GateNLP / gate-core

The GATE Embedded core API and GATE Developer application
GNU Lesser General Public License v3.0
75 stars 29 forks source link

Use document formats registered for a mime type or extension for saving through the api #116

Closed johann-petrak closed 4 years ago

johann-petrak commented 4 years ago

Currently, a document format can register itself to get invoked for a mime type and/or extension. If a document is read from a URL with the given extension or mime-type set, the document format is invoked automatically, no matter if the reading is done through the GUI or using the standard GATE API.

However, with saving a document, this is not the case. There is no way to automatically save a document using the correct document format code based on its extension or a provided mime type using the API. Instead the client code needs to know which plugin and document format is required in order to save the document and invoke the correct method . All of those are different from the standard way to save a document in GATE's own XML format. In the GUI, the association is done only for the GUI through adding to the action menus only.
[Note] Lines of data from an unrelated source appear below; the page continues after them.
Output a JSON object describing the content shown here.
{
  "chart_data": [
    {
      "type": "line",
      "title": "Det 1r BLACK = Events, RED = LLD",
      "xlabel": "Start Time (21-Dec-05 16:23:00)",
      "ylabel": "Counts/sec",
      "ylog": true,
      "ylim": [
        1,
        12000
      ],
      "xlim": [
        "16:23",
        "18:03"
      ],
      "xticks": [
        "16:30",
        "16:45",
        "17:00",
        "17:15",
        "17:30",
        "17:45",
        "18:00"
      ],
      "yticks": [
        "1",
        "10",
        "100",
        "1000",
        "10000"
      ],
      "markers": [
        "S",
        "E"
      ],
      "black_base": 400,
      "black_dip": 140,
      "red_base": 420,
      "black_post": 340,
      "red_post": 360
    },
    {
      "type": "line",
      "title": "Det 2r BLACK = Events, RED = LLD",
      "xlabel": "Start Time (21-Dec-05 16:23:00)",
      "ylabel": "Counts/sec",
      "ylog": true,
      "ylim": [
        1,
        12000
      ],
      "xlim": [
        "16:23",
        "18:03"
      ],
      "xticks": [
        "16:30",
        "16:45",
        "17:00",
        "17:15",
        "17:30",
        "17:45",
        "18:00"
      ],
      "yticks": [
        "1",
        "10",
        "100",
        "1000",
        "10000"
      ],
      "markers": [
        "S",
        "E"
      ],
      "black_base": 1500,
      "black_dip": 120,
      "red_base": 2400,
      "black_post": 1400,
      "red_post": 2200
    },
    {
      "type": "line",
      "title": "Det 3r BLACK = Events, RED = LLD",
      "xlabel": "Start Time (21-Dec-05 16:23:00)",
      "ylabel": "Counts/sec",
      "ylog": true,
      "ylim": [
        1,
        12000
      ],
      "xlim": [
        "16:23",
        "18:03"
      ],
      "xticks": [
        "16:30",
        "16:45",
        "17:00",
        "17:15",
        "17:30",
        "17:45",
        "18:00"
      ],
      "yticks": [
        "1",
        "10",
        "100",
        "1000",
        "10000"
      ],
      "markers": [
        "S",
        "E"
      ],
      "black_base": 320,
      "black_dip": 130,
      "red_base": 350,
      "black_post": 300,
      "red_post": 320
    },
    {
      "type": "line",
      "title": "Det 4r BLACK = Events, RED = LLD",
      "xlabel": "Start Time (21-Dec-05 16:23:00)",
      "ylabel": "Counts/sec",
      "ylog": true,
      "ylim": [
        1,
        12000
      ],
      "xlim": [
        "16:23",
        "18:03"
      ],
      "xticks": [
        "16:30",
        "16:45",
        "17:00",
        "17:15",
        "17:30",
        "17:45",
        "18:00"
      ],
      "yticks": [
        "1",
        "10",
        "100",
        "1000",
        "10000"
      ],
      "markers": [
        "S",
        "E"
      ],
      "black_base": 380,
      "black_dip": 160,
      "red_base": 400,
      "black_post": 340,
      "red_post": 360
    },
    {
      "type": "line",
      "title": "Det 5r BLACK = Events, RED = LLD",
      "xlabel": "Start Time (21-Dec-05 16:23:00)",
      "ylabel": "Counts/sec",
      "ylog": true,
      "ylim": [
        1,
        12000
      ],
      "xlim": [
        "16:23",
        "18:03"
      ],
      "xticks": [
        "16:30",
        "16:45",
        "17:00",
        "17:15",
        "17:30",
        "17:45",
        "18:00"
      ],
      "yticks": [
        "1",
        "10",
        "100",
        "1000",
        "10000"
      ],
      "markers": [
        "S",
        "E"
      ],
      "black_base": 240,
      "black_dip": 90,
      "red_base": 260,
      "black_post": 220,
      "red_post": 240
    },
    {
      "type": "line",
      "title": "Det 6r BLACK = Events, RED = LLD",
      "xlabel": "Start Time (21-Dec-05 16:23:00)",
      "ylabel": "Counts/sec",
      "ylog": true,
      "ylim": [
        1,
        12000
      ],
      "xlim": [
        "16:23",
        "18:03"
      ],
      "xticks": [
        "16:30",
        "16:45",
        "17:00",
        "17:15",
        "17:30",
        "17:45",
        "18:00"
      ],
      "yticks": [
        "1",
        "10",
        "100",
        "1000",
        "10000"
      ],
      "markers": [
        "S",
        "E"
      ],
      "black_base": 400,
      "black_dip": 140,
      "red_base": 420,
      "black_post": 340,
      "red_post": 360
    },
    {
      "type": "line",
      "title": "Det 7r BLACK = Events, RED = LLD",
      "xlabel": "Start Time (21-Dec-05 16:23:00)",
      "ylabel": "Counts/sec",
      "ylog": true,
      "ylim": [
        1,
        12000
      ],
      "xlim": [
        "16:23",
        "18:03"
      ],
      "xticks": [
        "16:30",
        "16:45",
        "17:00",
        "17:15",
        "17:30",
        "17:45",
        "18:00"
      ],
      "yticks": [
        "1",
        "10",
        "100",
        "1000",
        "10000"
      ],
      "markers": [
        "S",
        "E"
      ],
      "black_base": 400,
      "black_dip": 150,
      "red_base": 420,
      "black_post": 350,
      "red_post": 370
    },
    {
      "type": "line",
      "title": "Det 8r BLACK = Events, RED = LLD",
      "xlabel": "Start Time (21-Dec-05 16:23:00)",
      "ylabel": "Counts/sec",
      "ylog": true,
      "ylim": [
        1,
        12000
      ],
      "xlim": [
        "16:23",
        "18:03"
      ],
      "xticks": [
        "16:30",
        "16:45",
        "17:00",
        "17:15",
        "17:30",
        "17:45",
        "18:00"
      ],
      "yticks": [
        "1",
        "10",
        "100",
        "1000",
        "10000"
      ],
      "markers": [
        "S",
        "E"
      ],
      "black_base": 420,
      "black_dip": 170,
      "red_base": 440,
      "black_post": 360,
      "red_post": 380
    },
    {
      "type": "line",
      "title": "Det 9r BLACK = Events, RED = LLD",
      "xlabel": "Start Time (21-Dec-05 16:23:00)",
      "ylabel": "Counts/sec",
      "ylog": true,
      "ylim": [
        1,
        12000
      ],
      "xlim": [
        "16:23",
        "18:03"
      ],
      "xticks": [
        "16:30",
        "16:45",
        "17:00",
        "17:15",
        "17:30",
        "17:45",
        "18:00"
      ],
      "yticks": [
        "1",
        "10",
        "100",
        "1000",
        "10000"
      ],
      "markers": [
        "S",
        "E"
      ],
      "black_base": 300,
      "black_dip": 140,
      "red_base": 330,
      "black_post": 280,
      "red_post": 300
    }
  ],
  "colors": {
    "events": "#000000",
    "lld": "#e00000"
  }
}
It would be much better, if document formats could register themselves for mime types and extensions for saving as well and there would be one API method SomeClass.save(doc, URL, mimetype) or similar that can always be used to save the document, whatever the format, including GATE's original XML format.

greenwoodma commented 4 years ago

I've just had a look at doing this and almost got a complete implementation done, before realising that it fails even just with the two default exporters available in GATE.

The problem is that, like with document formats for loading, you can easily have multiple exporters that write to files with the same extension and mimetype but which produce very different output. For example, the two default exporters (GATE XML and Inline XML) both use xml and text/xml for the extension and mimetype respectively. That's perfectly valid as both do write XML files but it means that you can't tell them apart by the extension or mimetype. We have a number of other formats that probably clash in the same way. Whilst I could add something that works when it can only find one possible exporter given the extension or mimetype that seems dangerous as it would behave differently depending on which plugins you had loaded.

The current approach of code specifying the unambiguous classname to the exporter you want to use is analogous to the way the factory works for creating GATE resources and seems the logical compromise; API users are already used to using the classname to create resources, so using it to fetch the relevant exporter shouldn't be an issue.

For now I'm going to close the issue (mostly as I'm trying to clean up and figure out what's left for the next release). If anyone can come up with a sensible approach that works in a logical fashion regardless of how many plugins offer exporters for the same extension or mimetype then I'd be happy to revisit this to make the API easier for people to use.

johann-petrak commented 4 years ago

We can revisit this when there is time, no urgency. Writing this for now to save my thoughts to the cloud:

My argument would have gone the other way round: client code knows they want to write using mime type/extension something/whatever so they use (eventually) the generic method save(document, file, "something/whatever") using whatever plugin is responsible for that mime type. Which plugin is responsible depends on e.g. a pipeline that has been loaded earlier, action by the user, or the plugin being loaded either by that client code or some other code (so that client code does not need to know). If the client code really NEEDS complete control, it still can use the API if the required class directly, that would not get abandoned.

I just think that the main use-case where it would be useful to have simple means to load and save documents is one where the correct plugins for that situation are getting loaded by some means earlier anyway. Loading and saving documents from code appears to be extremely complex, using code that is hard to discover and exposing implementation details, but I think 99% of the time a simple generic utility method that takes the URL and mimetime should work.

What I do not understand is: you write that " like with document formats for loading, you can easily have multiple ... " so we may have the same situation when loading but still support using the registered class no? So how is writing different from loading?

greenwoodma commented 4 years ago

What I do not understand is: you write that " like with document formats for loading, you can easily have multiple ... " so we may have the same situation when loading but still support using the registered class no? So how is writing different from loading?

Yes, with loading the situation is even worse, as once you have more than one plugin register for the same mimetype you can only use the last one that was loaded. The earlier ones become inaccessible, which I feel is really horrid.

I think the other problem, which I didn't touch on, is that for most of the document formats (other than those designed for round tripping) parameters on which annotation sets and annotations need to be saved etc. You can't do that via a simple method either, as you still need to know the exact params to set, just like when you create a resource.

As I said I think we should view finding the right exporter as being analogous to creating an instance of a resource rather than loading a document. In fact you could create your own instance of the exporter if you wanted, I just set up the code originally to treat them like tools where one is auto created so that we could support the GUI actions and to reduce the overhead (i.e. one instance not many).